Life and Death of Peter Sellers
If you can believe this film-portrait of Peter Sellers – and it sticks fairly faithfully to the tenor of most published biographies of the man – he was an actor who could never make peace with the real world.
He would tell the most intimate details of the marriage to his second wife, Britt Ekland (Charlize Theron), to his first wife, Anne (Emily Watson). When his career has relaunched with a new Pink Panther movie in the '70s, he used the occasion to publicly maul the reputation of his director, Blake Edwards (John Lithgow). He based career decisions on the advice of a dodgy clairvoyant, Maurice (Stephen Fry). And he insisted on romancing Sophia Loren (Sonia Aquino) even after she had made perfectly clear that she was not interested.
Sellers (Geoffrey Rush) was an eternal child, a fantasist, a chameleon. It hardly seems an accident that this biopic appears now, in an era when fact-based stories including Catch Me If You Can (2002) and Shattered Glass (2003) deal with elaborate scams, secret lives and personalities so multiple that any real self seems to disappear beneath the masquerade.
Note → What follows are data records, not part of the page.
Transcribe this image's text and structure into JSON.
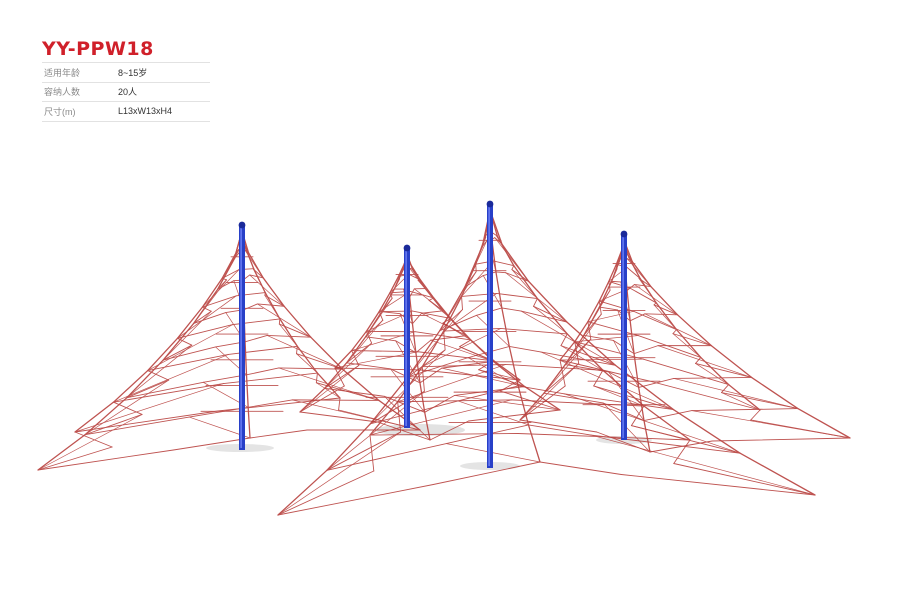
{
  "product": {
    "model": "YY-PPW18"
  },
  "specs": [
    {
      "label": "适用年龄",
      "value": "8~15岁"
    },
    {
      "label": "容纳人数",
      "value": "20人"
    },
    {
      "label": "尺寸(m)",
      "value": "L13xW13xH4"
    }
  ],
  "illustration": {
    "icon": "pyramid-rope-net-icon",
    "rope_color": "#b8413e",
    "pole_color": "#2840c8",
    "tower_count": 4
  }
}
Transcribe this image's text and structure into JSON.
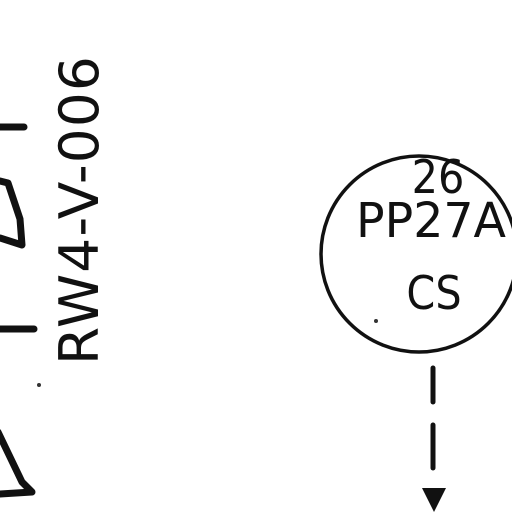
{
  "diagram": {
    "valve_tag": "RW4-V-006",
    "instrument": {
      "number": "26",
      "tag": "PP27A",
      "function": "CS"
    }
  },
  "colors": {
    "ink": "#111111",
    "paper": "#ffffff"
  }
}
The Life and Death of Peter Sellers is an odd spectacle. All biopics have to be ruthlessly selective, but this film's choices about what to include and omit are often baffling. Sellers' work with Stanley Kubrick (Stanley Tucci) is represented by Dr Strangelove (1964) but not Lolita (1962); only a stray gag with toilet paper alludes to the triumph of Edwards' The Party (1968); two of the star's wives are skipped in order to show an ageing Sellers in contemplative solitude at the time of making Being There (1979).
A more fundamental problem is the attitude this biopic takes towards its subject. The script by Christopher Markus and Stephen McFeely rushes to provide simplistic psychological explanations of Sellers' behaviour: he had a domineering mother and a weak father, leading to life-long infantilism and a severe Oedipus complex. Yet the film fudges even this banal character analysis by recourse to the hoariest cliché common to all modern, jazzy biopics in the shadow of Orson Welles' Citizen Kane (1941): namely, that such gifted individuals are ultimately inscrutable and unknowable.
If that is truly the case, why then bother making a biopic? The Life and Death of Peter Sellers evades this killer question by taking another currently popular option: presenting a 'self' as the sum of its wildly diverse masks and performances. The Andy Kaufman biopic Man on the Moon (1999) made this case far more convincingly.
Here, in director Stephen Hopkins' nod to the garish style pioneered by Bob Fosse in All That Jazz (1979), the notion of a life as a perpetual performance (or one big circus) provides the pretext for studiously surreal fantasy sequences, drug-induced hallucinations and pointless passages where the film breaks its illusion and presents Rush in the garb of all the major characters, be they young or old, male or female.
Everything in this story comes heavily filtered through pop-culture notions of what the 1960s and '70s, with its explosion of affluence and decadence, looked and felt like. In this, Hopkins's film frequently resembles another cautionary tale of celebrity gone mad, Paul Schrader's Bob Crane biopic Auto Focus (2002). But one quickly wearies of the emblematic procession of classic songs, hemlines and hairdos.
The Life and Death of Peter Sellers provides a virtuoso vehicle for Geoffrey Rush, who does not fail to impress – although he is surely in danger of basing his entire career on eccentric, oddball stylisations. Rush's acting is technically brilliant, but the conception of his role comes wrapped inside a frustrating conceit: since we cannot know the 'real' Sellers, Rush renders even the star's most intimate moments via careful mimicry of something he did on-screen.
On this as on every level, the movie becomes a facile hall of mirrors: it uses the most stereotypical and artificial means in order to describe (and even denounce) a man 'without soul'.
There are, nevertheless, some striking scenes in the film, such as the powerful moment, largely told visually, when Sellers takes revenge on his son for inadvertently damaging his new status-symbol car; or the uncomfortable episode when Britt announces her pregnancy to a nonplussed Sellers sitting on the toilet.